Before release of any GM crop in the environment for its commercial use it is very important to evaluate it for its any possible toxicity, therefore the biosafety study of GM crops has become area of interest for the past few decades29. The cottonseed are used as a protein source for the livestock and also used as a rich source of vegetable oil. Biosafety studies of many transgenic plants expressing insecticidal protein such as Cry1Ac and Cry2A especially in cotton plants has been done thoroughly30,31. This study was designed to evaluate transgenic cotton variety VH-289, containing Cry1Ac, Cry2A and cp4EPSPS for its expression analysis and biosafety study for the safe release in environments. Similar studies have also been reported previously32,33,34. It has been proven by the previous studies that the Cry1Ac and Cry2A proteins are safe to use in GM crops and cause no harm to the mammals because of their acidic environments in stomach35. Our biosafety study on wister rats, which involved using 40% GM cottonseed as a diet in (G3) group and 30% Non-GM cottonseed as diet in (G2) group, showed no comparable change of harmful effect on LFT, RFT and serum electrolyte when compared to the standard diet control group (G1). These results are consistent with the previous studies20,36.
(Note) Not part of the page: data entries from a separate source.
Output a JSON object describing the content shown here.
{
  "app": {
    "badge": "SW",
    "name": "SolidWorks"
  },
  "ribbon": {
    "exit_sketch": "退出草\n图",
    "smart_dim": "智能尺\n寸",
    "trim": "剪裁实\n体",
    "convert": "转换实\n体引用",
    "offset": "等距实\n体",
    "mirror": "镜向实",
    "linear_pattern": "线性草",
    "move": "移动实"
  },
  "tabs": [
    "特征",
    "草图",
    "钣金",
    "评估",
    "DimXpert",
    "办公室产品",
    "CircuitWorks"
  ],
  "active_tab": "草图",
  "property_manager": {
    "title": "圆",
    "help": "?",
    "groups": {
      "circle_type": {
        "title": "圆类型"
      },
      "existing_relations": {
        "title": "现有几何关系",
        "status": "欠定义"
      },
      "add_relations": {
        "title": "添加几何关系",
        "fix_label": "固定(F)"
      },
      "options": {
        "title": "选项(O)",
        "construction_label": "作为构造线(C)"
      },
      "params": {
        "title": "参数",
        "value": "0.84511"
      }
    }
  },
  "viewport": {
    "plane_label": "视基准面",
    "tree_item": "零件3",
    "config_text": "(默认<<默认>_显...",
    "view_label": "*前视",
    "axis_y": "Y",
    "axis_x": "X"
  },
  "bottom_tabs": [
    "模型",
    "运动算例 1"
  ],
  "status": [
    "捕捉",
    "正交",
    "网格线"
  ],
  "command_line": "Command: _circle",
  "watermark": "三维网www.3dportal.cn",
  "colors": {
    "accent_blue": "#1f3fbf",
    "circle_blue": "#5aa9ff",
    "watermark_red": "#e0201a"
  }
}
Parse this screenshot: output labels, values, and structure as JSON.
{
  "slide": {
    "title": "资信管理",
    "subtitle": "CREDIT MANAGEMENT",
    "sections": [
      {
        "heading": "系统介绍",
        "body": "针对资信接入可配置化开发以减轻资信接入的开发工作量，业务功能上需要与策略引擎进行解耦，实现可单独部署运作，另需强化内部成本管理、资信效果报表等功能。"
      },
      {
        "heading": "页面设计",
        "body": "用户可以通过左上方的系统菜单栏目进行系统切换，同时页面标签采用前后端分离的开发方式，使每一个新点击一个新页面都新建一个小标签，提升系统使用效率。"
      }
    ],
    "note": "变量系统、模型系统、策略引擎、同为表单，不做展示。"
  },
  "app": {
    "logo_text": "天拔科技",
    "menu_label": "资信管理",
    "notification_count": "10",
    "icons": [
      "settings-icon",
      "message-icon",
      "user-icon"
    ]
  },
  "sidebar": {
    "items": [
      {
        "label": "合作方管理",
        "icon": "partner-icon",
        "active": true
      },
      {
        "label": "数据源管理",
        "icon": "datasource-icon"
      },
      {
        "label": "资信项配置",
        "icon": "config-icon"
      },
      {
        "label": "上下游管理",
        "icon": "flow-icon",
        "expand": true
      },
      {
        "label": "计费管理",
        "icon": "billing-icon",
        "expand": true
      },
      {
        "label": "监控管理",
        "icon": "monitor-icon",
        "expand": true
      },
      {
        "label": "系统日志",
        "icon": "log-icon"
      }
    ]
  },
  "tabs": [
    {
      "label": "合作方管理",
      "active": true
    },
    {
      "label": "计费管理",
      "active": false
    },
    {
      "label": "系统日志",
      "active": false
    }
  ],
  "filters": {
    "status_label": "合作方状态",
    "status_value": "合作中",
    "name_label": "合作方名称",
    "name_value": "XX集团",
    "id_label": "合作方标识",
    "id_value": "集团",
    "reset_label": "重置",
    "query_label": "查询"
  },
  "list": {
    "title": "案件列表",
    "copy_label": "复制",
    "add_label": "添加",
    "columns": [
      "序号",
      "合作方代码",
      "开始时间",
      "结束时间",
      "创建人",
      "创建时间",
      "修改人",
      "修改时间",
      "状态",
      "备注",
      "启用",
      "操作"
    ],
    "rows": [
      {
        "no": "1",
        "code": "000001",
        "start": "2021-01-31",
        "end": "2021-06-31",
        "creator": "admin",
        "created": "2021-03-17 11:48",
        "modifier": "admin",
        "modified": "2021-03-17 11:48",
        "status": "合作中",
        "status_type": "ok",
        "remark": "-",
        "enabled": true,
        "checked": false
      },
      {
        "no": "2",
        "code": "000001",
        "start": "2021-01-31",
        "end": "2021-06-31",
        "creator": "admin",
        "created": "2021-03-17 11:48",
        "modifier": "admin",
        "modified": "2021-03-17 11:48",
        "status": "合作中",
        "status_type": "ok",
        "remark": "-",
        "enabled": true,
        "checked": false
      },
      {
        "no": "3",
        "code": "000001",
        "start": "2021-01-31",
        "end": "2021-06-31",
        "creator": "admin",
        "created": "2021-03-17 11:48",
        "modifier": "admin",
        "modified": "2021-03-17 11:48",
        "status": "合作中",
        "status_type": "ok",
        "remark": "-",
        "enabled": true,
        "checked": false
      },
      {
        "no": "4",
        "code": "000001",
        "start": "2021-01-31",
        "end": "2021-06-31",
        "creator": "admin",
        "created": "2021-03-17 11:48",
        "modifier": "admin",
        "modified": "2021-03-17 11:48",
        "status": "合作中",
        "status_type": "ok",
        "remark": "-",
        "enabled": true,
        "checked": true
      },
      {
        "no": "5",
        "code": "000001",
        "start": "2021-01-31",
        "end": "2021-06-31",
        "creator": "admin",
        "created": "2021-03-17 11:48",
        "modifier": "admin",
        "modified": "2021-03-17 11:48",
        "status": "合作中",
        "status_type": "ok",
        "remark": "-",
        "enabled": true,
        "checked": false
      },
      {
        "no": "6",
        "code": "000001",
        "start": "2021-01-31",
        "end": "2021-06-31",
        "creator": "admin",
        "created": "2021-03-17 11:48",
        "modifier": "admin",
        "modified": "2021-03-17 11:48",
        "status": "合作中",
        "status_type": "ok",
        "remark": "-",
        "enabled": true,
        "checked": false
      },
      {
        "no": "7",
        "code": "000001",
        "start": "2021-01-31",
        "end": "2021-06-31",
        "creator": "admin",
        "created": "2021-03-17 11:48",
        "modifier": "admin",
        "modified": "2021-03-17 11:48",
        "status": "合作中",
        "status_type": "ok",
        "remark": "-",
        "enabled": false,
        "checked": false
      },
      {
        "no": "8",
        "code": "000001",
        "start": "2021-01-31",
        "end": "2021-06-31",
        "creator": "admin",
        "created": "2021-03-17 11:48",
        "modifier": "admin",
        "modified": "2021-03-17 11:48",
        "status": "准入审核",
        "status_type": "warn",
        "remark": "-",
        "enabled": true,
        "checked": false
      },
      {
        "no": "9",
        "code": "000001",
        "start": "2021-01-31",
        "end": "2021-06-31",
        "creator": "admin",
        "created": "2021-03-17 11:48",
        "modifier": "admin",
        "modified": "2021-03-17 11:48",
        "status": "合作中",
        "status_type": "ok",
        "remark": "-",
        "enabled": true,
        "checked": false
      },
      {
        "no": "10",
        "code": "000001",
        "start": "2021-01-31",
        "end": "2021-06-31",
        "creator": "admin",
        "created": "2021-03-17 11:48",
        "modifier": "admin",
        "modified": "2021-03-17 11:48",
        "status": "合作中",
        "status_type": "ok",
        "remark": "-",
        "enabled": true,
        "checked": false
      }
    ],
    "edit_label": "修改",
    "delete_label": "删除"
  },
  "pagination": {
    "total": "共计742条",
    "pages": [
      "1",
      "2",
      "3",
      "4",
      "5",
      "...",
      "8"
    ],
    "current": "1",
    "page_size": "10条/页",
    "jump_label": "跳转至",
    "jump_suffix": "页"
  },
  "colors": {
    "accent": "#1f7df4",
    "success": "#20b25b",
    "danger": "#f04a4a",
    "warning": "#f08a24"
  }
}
The study utilizes the novel idea of co-expression of three gene including two Bt genes and one weedicide resistant gene for the exploration of the factoring affecting their expression in local cotton variety VH-289. The expression of Cry1Ac and Cry2A in VH-289 has been found very effective against chewing insects (Fig. 4A–C) and the results of expression of cp4EPSP has also been very encoring for the control of weeds (Fig. 5A–C). Previous studies have shown that the success of the control of chewing insects including cotton bollworm, pink bollworm, spotted bollworm and armyworm depends on constantly higher expression of transgenes27,37. Similarly, higher expression of weedicide resistant gene (cp4EPSPS) is necessary for the effective control of weeds3. The study has also given the insight into exploring the external factors such as temperature, soil nutrients and water quality on the transgenic cotton variety VH-289. The study also evaluated the risk assessment associated with the locally developed transgenic variety VH-289 and concluded that no harmful effects were found on the wister rat model (Tables 1, 2, 3) and it is the safe to release for the commercial use in the field.